Как-то он взял и предложил:

— Леонид Владимирович, давайте я вас к «Большой шляпе», к турниру пристрою, там отличные корты. Люди интересные: министры, Грачев, Козырев, сам Ельцин часто приходит.

Шебаршин вскинулся, будто от удара:

— Никогда с ними играть в теннис не буду.

— Почему? — удивленно спросил Долгополов.

— Это люди не из моей команды.

Принципиальность (как и доброжелательность, верность долгу, безграничная любовь к дому, к книгам) была отличительной чертой характера Шебаршина, он не мог в приветственном движении протянуть руку человеку, чья репутация была сомнительна.

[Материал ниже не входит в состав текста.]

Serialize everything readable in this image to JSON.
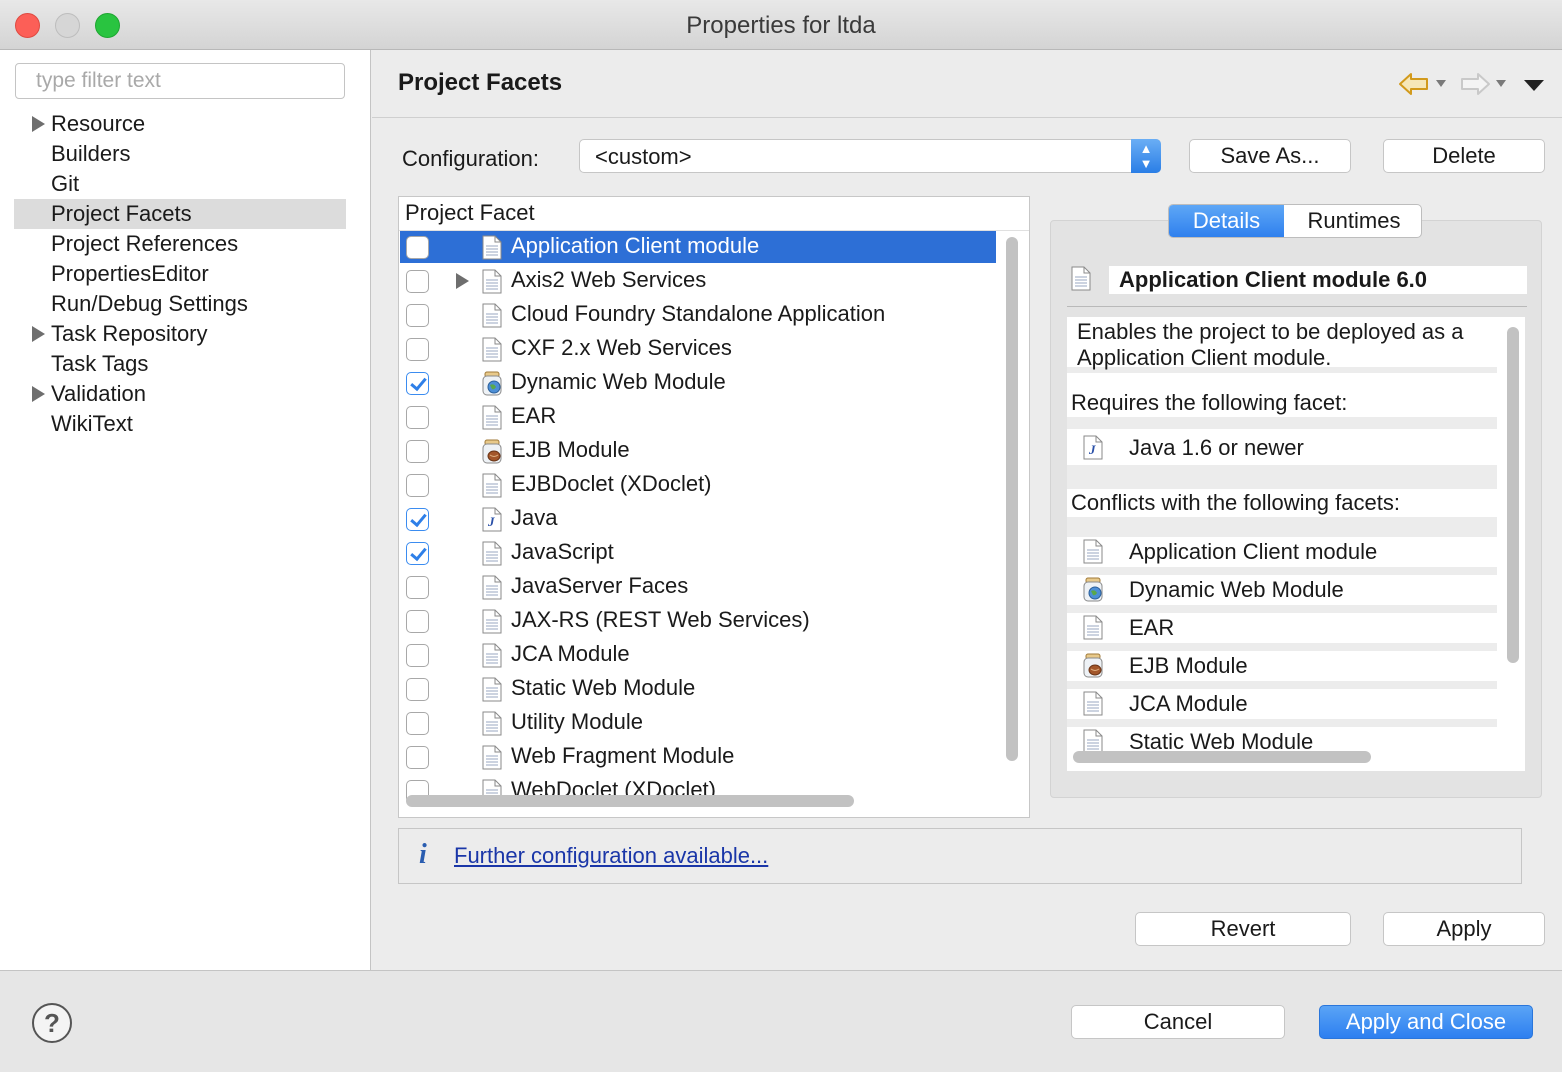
{
  "window": {
    "title": "Properties for ltda"
  },
  "sidebar": {
    "filter_placeholder": "type filter text",
    "items": [
      {
        "label": "Resource",
        "expandable": true,
        "selected": false
      },
      {
        "label": "Builders",
        "expandable": false,
        "selected": false
      },
      {
        "label": "Git",
        "expandable": false,
        "selected": false
      },
      {
        "label": "Project Facets",
        "expandable": false,
        "selected": true
      },
      {
        "label": "Project References",
        "expandable": false,
        "selected": false
      },
      {
        "label": "PropertiesEditor",
        "expandable": false,
        "selected": false
      },
      {
        "label": "Run/Debug Settings",
        "expandable": false,
        "selected": false
      },
      {
        "label": "Task Repository",
        "expandable": true,
        "selected": false
      },
      {
        "label": "Task Tags",
        "expandable": false,
        "selected": false
      },
      {
        "label": "Validation",
        "expandable": true,
        "selected": false
      },
      {
        "label": "WikiText",
        "expandable": false,
        "selected": false
      }
    ]
  },
  "header": {
    "title": "Project Facets",
    "back_icon": "back-arrow-icon",
    "forward_icon": "forward-arrow-icon",
    "menu_icon": "view-menu-icon"
  },
  "configuration": {
    "label": "Configuration:",
    "value": "<custom>",
    "save_as_label": "Save As...",
    "delete_label": "Delete"
  },
  "facets": {
    "column_header": "Project Facet",
    "rows": [
      {
        "label": "Application Client module",
        "checked": false,
        "selected": true,
        "icon": "file",
        "expandable": false
      },
      {
        "label": "Axis2 Web Services",
        "checked": false,
        "selected": false,
        "icon": "file",
        "expandable": true
      },
      {
        "label": "Cloud Foundry Standalone Application",
        "checked": false,
        "selected": false,
        "icon": "file",
        "expandable": false
      },
      {
        "label": "CXF 2.x Web Services",
        "checked": false,
        "selected": false,
        "icon": "file",
        "expandable": false
      },
      {
        "label": "Dynamic Web Module",
        "checked": true,
        "selected": false,
        "icon": "globe-jar",
        "expandable": false
      },
      {
        "label": "EAR",
        "checked": false,
        "selected": false,
        "icon": "file",
        "expandable": false
      },
      {
        "label": "EJB Module",
        "checked": false,
        "selected": false,
        "icon": "bean-jar",
        "expandable": false
      },
      {
        "label": "EJBDoclet (XDoclet)",
        "checked": false,
        "selected": false,
        "icon": "file",
        "expandable": false
      },
      {
        "label": "Java",
        "checked": true,
        "selected": false,
        "icon": "java",
        "expandable": false
      },
      {
        "label": "JavaScript",
        "checked": true,
        "selected": false,
        "icon": "file",
        "expandable": false
      },
      {
        "label": "JavaServer Faces",
        "checked": false,
        "selected": false,
        "icon": "file",
        "expandable": false
      },
      {
        "label": "JAX-RS (REST Web Services)",
        "checked": false,
        "selected": false,
        "icon": "file",
        "expandable": false
      },
      {
        "label": "JCA Module",
        "checked": false,
        "selected": false,
        "icon": "file",
        "expandable": false
      },
      {
        "label": "Static Web Module",
        "checked": false,
        "selected": false,
        "icon": "file",
        "expandable": false
      },
      {
        "label": "Utility Module",
        "checked": false,
        "selected": false,
        "icon": "file",
        "expandable": false
      },
      {
        "label": "Web Fragment Module",
        "checked": false,
        "selected": false,
        "icon": "file",
        "expandable": false
      },
      {
        "label": "WebDoclet (XDoclet)",
        "checked": false,
        "selected": false,
        "icon": "file",
        "expandable": false
      }
    ]
  },
  "details": {
    "tabs": [
      {
        "label": "Details",
        "active": true
      },
      {
        "label": "Runtimes",
        "active": false
      }
    ],
    "title": "Application Client module 6.0",
    "description": "Enables the project to be deployed as a Application Client module.",
    "requires_heading": "Requires the following facet:",
    "requires": [
      {
        "label": "Java 1.6 or newer",
        "icon": "java"
      }
    ],
    "conflicts_heading": "Conflicts with the following facets:",
    "conflicts": [
      {
        "label": "Application Client module",
        "icon": "file"
      },
      {
        "label": "Dynamic Web Module",
        "icon": "globe-jar"
      },
      {
        "label": "EAR",
        "icon": "file"
      },
      {
        "label": "EJB Module",
        "icon": "bean-jar"
      },
      {
        "label": "JCA Module",
        "icon": "file"
      },
      {
        "label": "Static Web Module",
        "icon": "file"
      }
    ]
  },
  "info": {
    "icon": "info-icon",
    "link_text": "Further configuration available..."
  },
  "page_buttons": {
    "revert_label": "Revert",
    "apply_label": "Apply"
  },
  "footer": {
    "help_icon": "help-icon",
    "cancel_label": "Cancel",
    "apply_close_label": "Apply and Close"
  },
  "colors": {
    "selection": "#2d6fd6",
    "primary_button": "#2d7ff0",
    "link": "#1a36a8"
  }
}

А репутация людей, названных Долгополовым, была сомнительной.

Такая позиция вызывала невольное уважение: Шебаршин был человеком высоких нравственных, патриотических устоев и не мыслил себя сидящим на одной спортивной скамейке, например, с Козыревым.

Когда он ушел из разведки, то ПГУ — до прихода Примакова — находилось в состоянии психологического ступора: люди не знали, что делать, к кому обращаться, кому носить бумаги, и вообще — нужны они стране или нет.

Пришел Примаков, быстро навел порядок, а когда разведка выделилась из КГБ и стала самостоятельной структурой, он пригласил к себе в первые заместители Шебаршина.

Шебаршин, как мы знаем, ответил очень вежливым, достойным отказом.

Лет шесть спустя Долгополов спросил у Шебаршина, почему тот не пошел в СВР — Службу внешней разведки, созданную на месте ПГУ?

— Вы знаете, Николай Михайлович, дважды в одну и ту же реку не входят. Я служил в ПГУ и хочу, чтобы память добрая у меня осталась именно об этой организации. И вообще, я не хочу повторения, оно всегда бывает неудачным.

В день, когда Шебаршину исполнилось семьдесят пять лет, с Долгополовым Николаем Михайловичем случилась беда — инфаркт. Он даже не помнит, как очутился в больнице: находился между небом и землей… Потом была операция, затем последовало реанимационное отделение, и наконец он попал в нормальную палату.